St. Catherine Greek Orthodox Church

What is in a name? – by Fr. Evan Armatas

The other day, as I was preparing for our Wednesday evening prayer service, I came across a name that made me stop and think. Every day the church has set aside specific names that are to be commemorated or brought to mind. Many times the names are unusual or obscure but sometimes they are obvious and well-known, like Moses or St. Luke the Evangelist. That day, the name was Cleopas, and that name reminded me of my days in Seminary.

When I first arrived at the Seminary, I was quite lost and to be honest uneducated about my faith. I remember my first trip to the school’s chapel, how I arrived in shorts and flip flops, for a service about which I knew nothing: Vespers. I registered for classes that made no sense to me: Liturgics, Dogmatics, and Patristics. I also encountered names for the first time that were new, unusual, and unknown to me. One name was Cleopas, I had never heard the name before and I was uncertain of its origin.

Fr. Cleopas was the Registrar at the school, and so he was one of the first priests I met at Holy Cross. He was a beautiful man, kind, educated, and a bit young, his beard had no grey. He was from Greece, but he had studied for his doctorate in America, and so his English was perfect. In time, I got to know him fairly well, and on one afternoon while visiting his office, I asked him where he got his name.

Cleopas was not his name from birth. Father was a monk and when he had been tonsured, his name was changed, and the name he received was Cleopas. Picking a name is an important task; it can say so much about what we value. Father Cleopas had been disappointed when the bishop who had tonsured him changed his name to Cleopas. He had hoped for something “better.” He had hoped for a name people would easily recognize like Matthew or John. Or perhaps a name that could easily be associated with an event in the life of the church like Evangelos or Anastasios.

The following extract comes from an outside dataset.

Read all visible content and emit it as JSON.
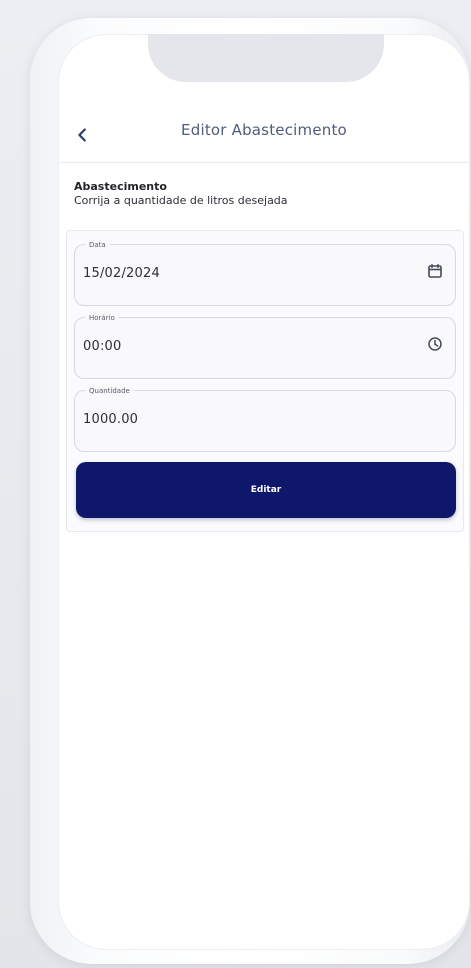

He told me how his disappointment grew and that he often thought of having a different name. He felt that Cleopas, the actual man, was obscure at best and his role in the life of the church unimportant. Finally, he expressed his disappointment to his spiritual father who was surprised to hear of Fr. Cleopas’ feelings about his name. His spiritual father wondered how Fr. Cleopas could feel this way about his name. Not only was Cleopas a recognizable figure in the New Testament, but his actions brought to mind an important event in the life of the church. Cleopas after all was an important name, an important person, why he was one of the first to see the Risen Lord!

How silly I felt when Fr. Cleopas began to relate the story about his namesake found in the Gospel of St. Luke, Luke 24.13-35. I had never heard of Cleopas, and the story was unfamiliar to me. Cleopas was one of the first to see the Risen Lord. On Sunday, the day Christ had risen from the tomb, Cleopas and another disciple were journeying from Jerusalem to Emmaus a small village a day’s walk from the city. During their journey Christ joined them and he opened Cleopas’ heart and interpreted all of the scriptures related to Himself. He explained to Cleopas and his companion why it was that the Christ had to suffer and die. Towards evening when they drew near to the village of Emmaus, Christ entered the inn they were staying at, and took bread, blessed it, broke it, and gave it to them. Up to that moment Cleopas and the other disciple had not recognized that it had been Christ Himself who had spent the day with them. However, the scriptures tell us that the second they received the blessed bread from Christ’s hands, “. . .their eyes were opened and they recognized him.” They immediately left Emmaus and journeyed back to Jerusalem finding the eleven disciples, “. . .they told [them] what had happened on the road, and how he was known to them in the breaking of the bread.”

So the other day when I read in the Church’s list of Saints to be commemorated the name Cleopas, I stopped, thought, and prayed. It was powerful to bring to mind this great Saint, a man who walked with the Risen Christ and had been counted as one of the 70 apostles of Christ. He had proclaimed to the eleven disciples that the Lord was indeed Risen and how He was known in the breaking of the bread. He had been one of the first to celebrate the Lord’s Supper, the Eucharist, on Sunday. This mystical event, this mystical supper we still participate in every Sunday and our Risen Lord is still known to each of us in the breaking of the bread. We are fortunate to inherit a faith that does not forget those who have walked before us in Christ. Their lives serve as examples for each of us and their prayers along with ours are still offered up to Christ.